Here’s an interesting idea that I wish someone would do. Start a YouTube channel in which you take full range of power cords, interconnects, and speaker wire ranging from cheap to top-of-the-line and carefully dissect them and expose how they are constructed and with what. In the past, we have been through all the arguments about measurements and subjective evaluation, and that gets us nowhere. I think, looking at the physical construction of these chords, which I assume almost no one ever does, especially on the more expensive ones, would produce some surprising results and really be hard to argue with. I’m sure manufacturers would hate this idea, but I don’t think there’s any way legally that they could challenge it. 

bruce19

@gs5556  Something like this?
https://www.youtube.com/watch?v=s5kU5SeaSQs

Thanks for posting the Mr. Carlson video! I had seen that and wish more people here at the ‘Gon would watch it. It is very thought provoking and he has no ax to grind. It really deserves  its own thread! He is just talking straight electrical properties of a very inexpensive but well shielded category of wire. I plan to make some interconnects from the roll I have in my basement that used to cary the TV signal down from my antenna to the tv. His argument makes a lot of sense. Imagine how weak that video signal was compared to mere audio coming straight from a preamp? 

@goodlistening64  I was going to engage but you are a bit rude, so I won’t.

@mclinnguy  Agreed some manufacturers offer more specifics than others but wouldn’t you at least be curious to see if the pretty pictures accurately reflected what’s inside? 

As others have mentioned so far cable dissection would not answer all questions and it would not definitively tell you what you might expect to hear from a given cable. BUT it would peel back several layers of the onion and reveal obvious frauds. It would also reveal similarities or dissimilarities in construction that might align with listening experiences and thus make possible some generalizations about how the physical configuration of cable along with it’s measurable electrical properties line  up with peoples listening experiences. 

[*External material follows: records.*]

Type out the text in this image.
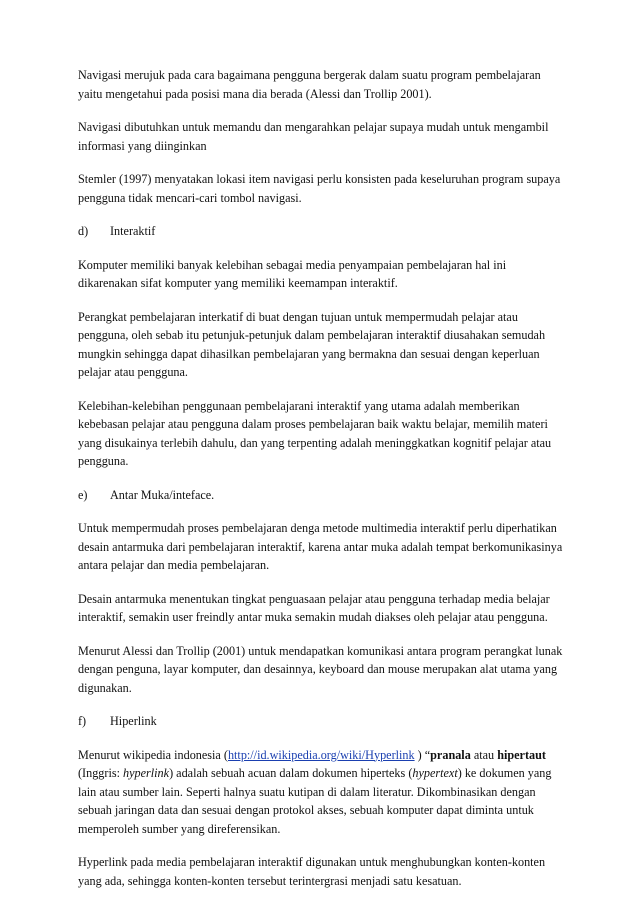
Navigasi merujuk pada cara bagaimana pengguna bergerak dalam suatu program pembelajaran yaitu mengetahui pada posisi mana dia berada (Alessi dan Trollip 2001).

Navigasi dibutuhkan untuk memandu dan mengarahkan pelajar supaya mudah untuk mengambil informasi yang diinginkan

Stemler (1997) menyatakan lokasi item navigasi perlu konsisten pada keseluruhan program supaya pengguna tidak mencari-cari tombol navigasi.

d)	Interaktif

Komputer memiliki banyak kelebihan sebagai media penyampaian pembelajaran hal ini dikarenakan sifat komputer yang memiliki keemampan interaktif.

Perangkat pembelajaran interkatif di buat dengan tujuan untuk mempermudah pelajar atau pengguna, oleh sebab itu petunjuk-petunjuk dalam pembelajaran interaktif diusahakan semudah mungkin sehingga dapat dihasilkan pembelajaran yang bermakna dan sesuai dengan keperluan pelajar atau pengguna.

Kelebihan-kelebihan penggunaan pembelajarani interaktif yang utama adalah memberikan kebebasan pelajar atau pengguna dalam proses pembelajaran baik waktu belajar, memilih materi yang disukainya terlebih dahulu, dan yang terpenting adalah meninggkatkan kognitif pelajar atau pengguna.

e)	Antar Muka/inteface.

Untuk mempermudah proses pembelajaran denga metode multimedia interaktif perlu diperhatikan desain antarmuka dari pembelajaran interaktif, karena antar muka adalah tempat berkomunikasinya antara pelajar dan media pembelajaran.

Desain antarmuka menentukan tingkat penguasaan pelajar atau pengguna terhadap media belajar interaktif, semakin user freindly antar muka semakin mudah diakses oleh pelajar atau pengguna.

Menurut Alessi dan Trollip (2001) untuk mendapatkan komunikasi antara program perangkat lunak dengan penguna, layar komputer, dan desainnya, keyboard dan mouse merupakan alat utama yang digunakan.

f)	Hiperlink

Menurut wikipedia indonesia (http://id.wikipedia.org/wiki/Hyperlink ) “pranala atau hipertaut (Inggris: hyperlink) adalah sebuah acuan dalam dokumen hiperteks (hypertext) ke dokumen yang lain atau sumber lain. Seperti halnya suatu kutipan di dalam literatur. Dikombinasikan dengan sebuah jaringan data dan sesuai dengan protokol akses, sebuah komputer dapat diminta untuk memperoleh sumber yang direferensikan.

Hyperlink pada media pembelajaran interaktif digunakan untuk menghubungkan konten-konten yang ada, sehingga konten-konten tersebut terintergrasi menjadi satu kesatuan.
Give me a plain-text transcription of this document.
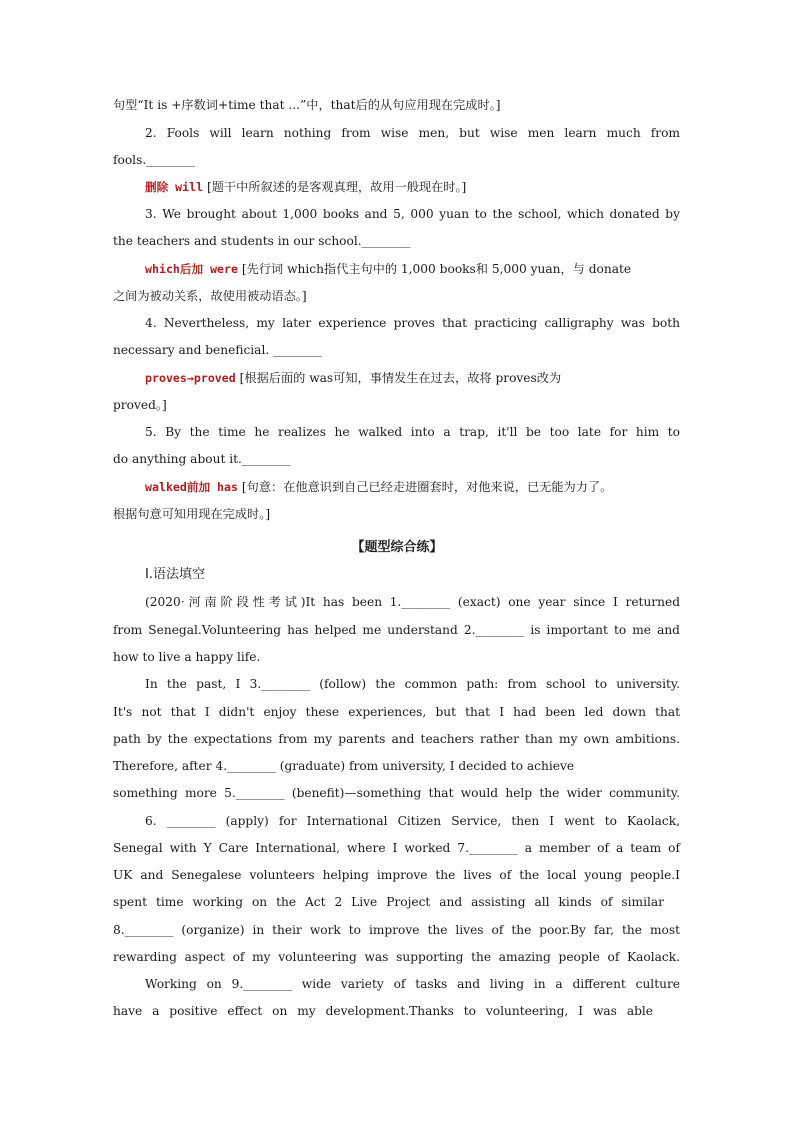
句型“It is +序数词+time that ...”中，that后的从句应用现在完成时。]
2. Fools will learn nothing from wise men, but wise men learn much from
fools.________
删除 will [题干中所叙述的是客观真理，故用一般现在时。]
3. We brought about 1,000 books and 5, 000 yuan to the school, which donated by
the teachers and students in our school.________
which后加 were [先行词 which指代主句中的 1,000 books和 5,000 yuan，与 donate
之间为被动关系，故使用被动语态。]
4. Nevertheless, my later experience proves that practicing calligraphy was both
necessary and beneficial. ________
proves→proved [根据后面的 was可知，事情发生在过去，故将 proves改为
proved。]
5. By the time he realizes he walked into a trap, it'll be too late for him to
do anything about it.________
walked前加 has [句意：在他意识到自己已经走进圈套时，对他来说，已无能为力了。
根据句意可知用现在完成时。]
【题型综合练】
Ⅰ.语法填空
(2020·河南阶段性考试)It has been 1.________ (exact) one year since I returned
from Senegal.Volunteering has helped me understand 2.________ is important to me and
how to live a happy life.
In the past, I 3.________ (follow) the common path: from school to university.
It's not that I didn't enjoy these experiences, but that I had been led down that
path by the expectations from my parents and teachers rather than my own ambitions.
Therefore, after 4.________ (graduate) from university, I decided to achieve
something more 5.________ (benefit)—something that would help the wider community.
6. ________ (apply) for International Citizen Service, then I went to Kaolack,
Senegal with Y Care International, where I worked 7.________ a member of a team of
UK and Senegalese volunteers helping improve the lives of the local young people.I
spent time working on the Act 2 Live Project and assisting all kinds of similar
8.________ (organize) in their work to improve the lives of the poor.By far, the most
rewarding aspect of my volunteering was supporting the amazing people of Kaolack.
Working on 9.________ wide variety of tasks and living in a different culture
have a positive effect on my development.Thanks to volunteering, I was able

@kennyc Statistics require an ample sample size to determine properties of the population as a whole. Seems you are only using a sample of 1 to make global conclusions

Afraid I have to call a foul on that line of argument when discussing manufactured products. Especially pricey manufactured products. The amount of allowable variation in that case is just about zero. You expect them to exercise quality control. Consumer Reports just tests one specimen of a given model car or one washing machine model, not a population. We are not talking about the average weight of a gerbil's liver. Either the cable is built to spec or not.

@total111 Thanks for the comments and the document. I began it and it looks interesting. I think you and I are kind of on a similar quest.

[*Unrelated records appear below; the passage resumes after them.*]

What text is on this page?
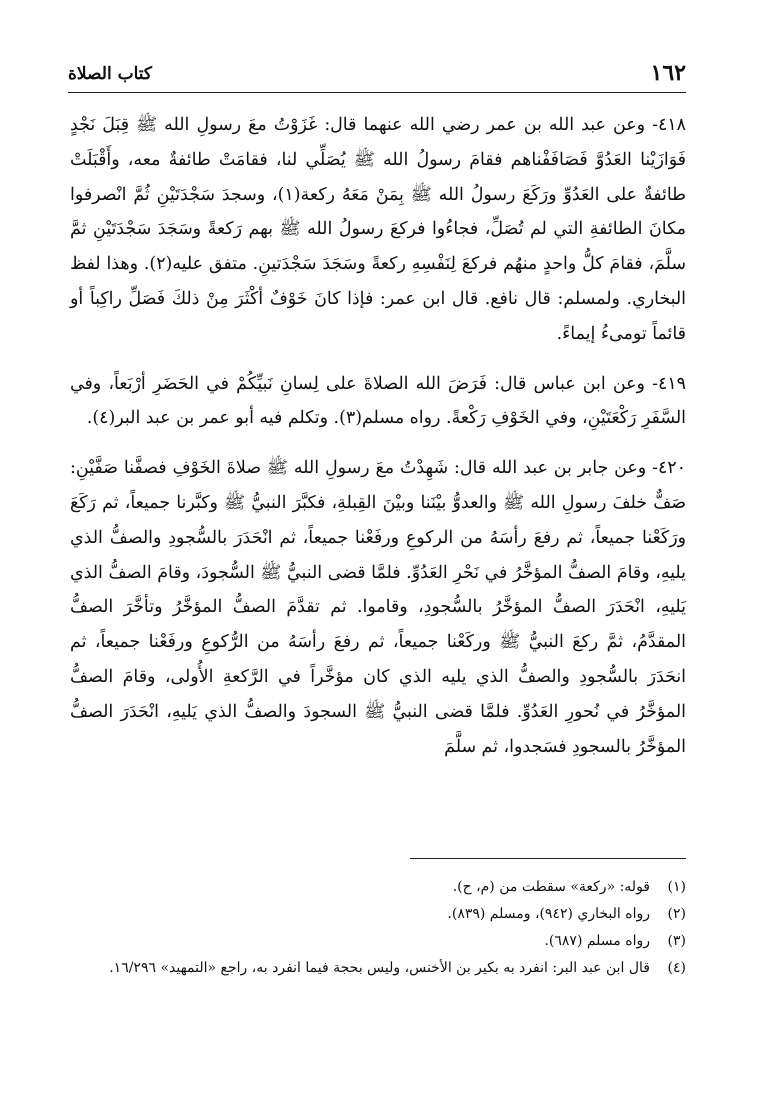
١٦٢
كتاب الصلاة

٤١٨- وعن عبد الله بن عمر رضي الله عنهما قال: غَزَوْتُ معَ رسولِ الله ﷺ قِبَلَ نَجْدٍ فَوَازَيْنا العَدُوَّ فَصَافَفْناهم فقامَ رسولُ الله ﷺ يُصَلِّي لنا، فقامَتْ طائفةٌ معه، وأَقْبَلَتْ طائفةٌ على العَدُوِّ ورَكَعَ رسولُ الله ﷺ بِمَنْ مَعَهُ ركعة(١)، وسجدَ سَجْدَتَيْنِ ثُمَّ انْصرفوا مكانَ الطائفةِ التي لم تُصَلِّ، فجاءُوا فركعَ رسولُ الله ﷺ بهم رَكعةً وسَجَدَ سَجْدَتَيْنِ ثمَّ سلَّمَ، فقامَ كلُّ واحدٍ منهُم فركعَ لِنَفْسِهِ ركعةً وسَجَدَ سَجْدَتينِ. متفق عليه(٢). وهذا لفظ البخاري. ولمسلم: قال نافع. قال ابن عمر: فإذا كانَ خَوْفٌ أكْثَرَ مِنْ ذلكَ فَصَلِّ راكِباً أو قائماً تومىءُ إيماءً.

٤١٩- وعن ابن عباس قال: فَرَضَ الله الصلاةَ على لِسانِ نَبيِّكُمْ في الحَضَرِ أرْبَعاً، وفي السَّفَرِ رَكْعَتَيْنِ، وفي الخَوْفِ رَكْعةً. رواه مسلم(٣). وتكلم فيه أبو عمر بن عبد البر(٤).

٤٢٠- وعن جابر بن عبد الله قال: شَهِدْتُ معَ رسولِ الله ﷺ صلاةَ الخَوْفِ فصفَّنا صَفَّيْنِ: صَفٌّ خلفَ رسولِ الله ﷺ والعدوُّ بيْنَنا وبيْنَ القِبلةِ، فكبَّرَ النبيُّ ﷺ وكبَّرنا جميعاً، ثم رَكَعَ ورَكَعْنا جميعاً، ثم رفعَ رأسَهُ من الركوعِ ورفَعْنا جميعاً، ثم انْحَدَرَ بالسُّجودِ والصفُّ الذي يليهِ، وقامَ الصفُّ المؤخَّرُ في نَحْرِ العَدُوِّ. فلمَّا قضى النبيُّ ﷺ السُّجودَ، وقامَ الصفُّ الذي يَليهِ، انْحَدَرَ الصفُّ المؤخَّرُ بالسُّجودِ، وقاموا. ثم تقدَّمَ الصفُّ المؤخَّرُ وتأخَّرَ الصفُّ المقدَّمُ، ثمَّ ركعَ النبيُّ ﷺ وركَعْنا جميعاً، ثم رفعَ رأسَهُ من الرُّكوعِ ورفَعْنا جميعاً، ثم انحَدَرَ بالسُّجودِ والصفُّ الذي يليه الذي كان مؤخَّراً في الرَّكعةِ الأُولى، وقامَ الصفُّ المؤخَّرُ في نُحورِ العَدُوِّ. فلمَّا قضى النبيُّ ﷺ السجودَ والصفُّ الذي يَليهِ، انْحَدَرَ الصفُّ المؤخَّرُ بالسجودِ فسَجدوا، ثم سلَّمَ

(١)
قوله: «ركعة» سقطت من (م، ح).
(٢)
رواه البخاري (٩٤٢)، ومسلم (٨٣٩).
(٣)
رواه مسلم (٦٨٧).
(٤)
قال ابن عبد البر: انفرد به بكير بن الأخنس، وليس بحجة فيما انفرد به، راجع «التمهيد» ١٦/٢٩٦.
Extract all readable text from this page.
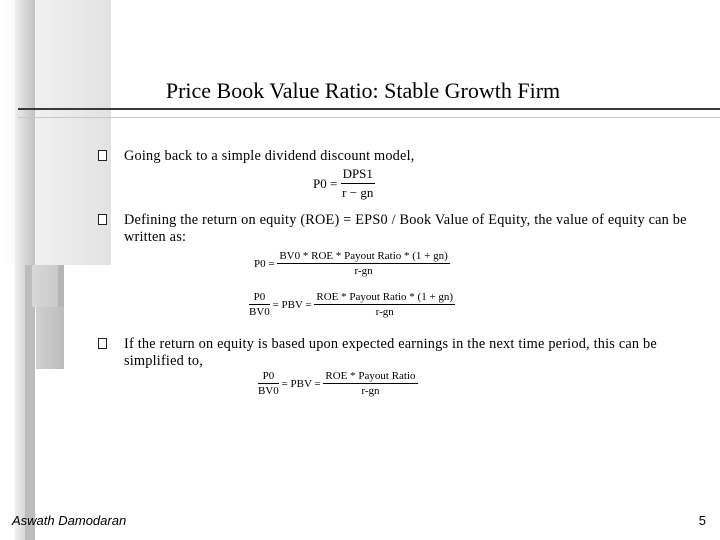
Price Book Value Ratio: Stable Growth Firm
Going back to a simple dividend discount model,
$P0 = \frac{\text{DPS1}}{r - gn}$
Defining the return on equity (ROE) = EPS0 / Book Value of Equity, the value of equity can be written as:
$P0 = \frac{\text{BV0 * ROE * Payout Ratio * (1 + gn)}}{r-gn}$
$\frac{P0}{BV0}$ = PBV = $\frac{\text{ROE * Payout Ratio * (1 + gn)}}{r-gn}$
If the return on equity is based upon expected earnings in the next time period, this can be simplified to,
$\frac{P0}{BV0}$ = PBV = $\frac{\text{ROE * Payout Ratio}}{r-gn}$
Aswath Damodaran	5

The big caution with AI however is that we must always remember it is not thinking, it is returning things that have been presented to it elsewhere as being connected. It can spout nonsense when it has found nonsense presented in a logical or convincing fashion elsewhere on the web. I have found this to be true in areas where I am somewhat competent to judge. But with controversial subjects like audio cables judging the soundness of what AI reports gets difficult.